ECLI:NL:RBDHA:2024:3276

Rechtbank Den Haag

Datum uitspraak
12 maart 2024
Publicatiedatum
12 maart 2024
Zaaknummer
NL24.7753
Instantie
Rechtbank Den Haag
Type
Uitspraak
Rechtsgebied
Bestuursrecht; Vreemdelingenrecht
Procedures
  • Eerste aanleg - enkelvoudig
Vindplaatsen
  • Rechtspraak.nl
AI samenvatting door LexboostAutomatisch gegenereerd

Bewaring van een Algerijnse vreemdeling in het kader van uitzetting

Op 12 maart 2024 heeft de Rechtbank Den Haag uitspraak gedaan in de zaak van een Algerijnse vreemdeling die in bewaring was gesteld op grond van artikel 59, eerste lid, aanhef en onder a, van de Vreemdelingenwet 2000. De staatssecretaris van Justitie en Veiligheid had op 27 februari 2024 de maatregel van bewaring opgelegd, omdat er risico bestond dat de vreemdeling zich aan het toezicht zou onttrekken en de voorbereiding van zijn uitzetting zou beletten. De rechtbank heeft het beroep van de vreemdeling tegen deze maatregel behandeld op 8 maart 2024, waarbij de vreemdeling via telehoren aanwezig was vanuit het detentiecentrum in Rotterdam.

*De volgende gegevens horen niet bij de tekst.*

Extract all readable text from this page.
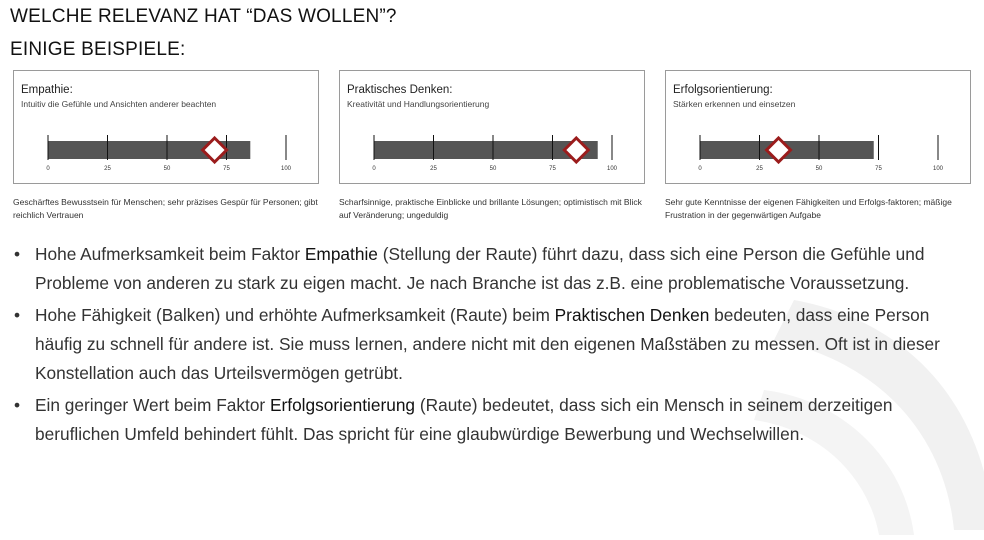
WELCHE RELEVANZ HAT “DAS WOLLEN”?
EINIGE BEISPIELE:
Empathie:
Intuitiv die Gefühle und Ansichten anderer beachten
0	25	50	75	100
Praktisches Denken:
Kreativität und Handlungsorientierung
0	25	50	75	100
Erfolgsorientierung:
Stärken erkennen und einsetzen
0	25	50	75	100
Geschärftes Bewusstsein für Menschen; sehr präzises Gespür für Personen; gibt reichlich Vertrauen
Scharfsinnige, praktische Einblicke und brillante Lösungen; optimistisch mit Blick auf Veränderung; ungeduldig
Sehr gute Kenntnisse der eigenen Fähigkeiten und Erfolgs-faktoren; mäßige Frustration in der gegenwärtigen Aufgabe
• Hohe Aufmerksamkeit beim Faktor Empathie (Stellung der Raute) führt dazu, dass sich eine Person die Gefühle und Probleme von anderen zu stark zu eigen macht. Je nach Branche ist das z.B. eine problematische Voraussetzung.
• Hohe Fähigkeit (Balken) und erhöhte Aufmerksamkeit (Raute) beim Praktischen Denken bedeuten, dass eine Person häufig zu schnell für andere ist. Sie muss lernen, andere nicht mit den eigenen Maßstäben zu messen. Oft ist in dieser Konstellation auch das Urteilsvermögen getrübt.
• Ein geringer Wert beim Faktor Erfolgsorientierung (Raute) bedeutet, dass sich ein Mensch in seinem derzeitigen beruflichen Umfeld behindert fühlt. Das spricht für eine glaubwürdige Bewerbung und Wechselwillen.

De rechtbank oordeelde dat de staatssecretaris terecht had overwogen dat de vreemdeling niet uit eigen beweging zou voldoen aan de vertrekplicht, gezien zijn eerdere onttrekking aan het toezicht en het ontbreken van medewerking aan de vaststelling van zijn identiteit. De rechtbank concludeerde dat er zicht op uitzetting naar Algerije bestond, mede door de recente verbeterde samenwerking met de Algerijnse autoriteiten. De rechtbank vond geen aanleiding om te concluderen dat de maatregel van bewaring in strijd was met het Unierecht, aangezien de vreemdeling niet voldeed aan de voorwaarden voor rechtmatig verblijf.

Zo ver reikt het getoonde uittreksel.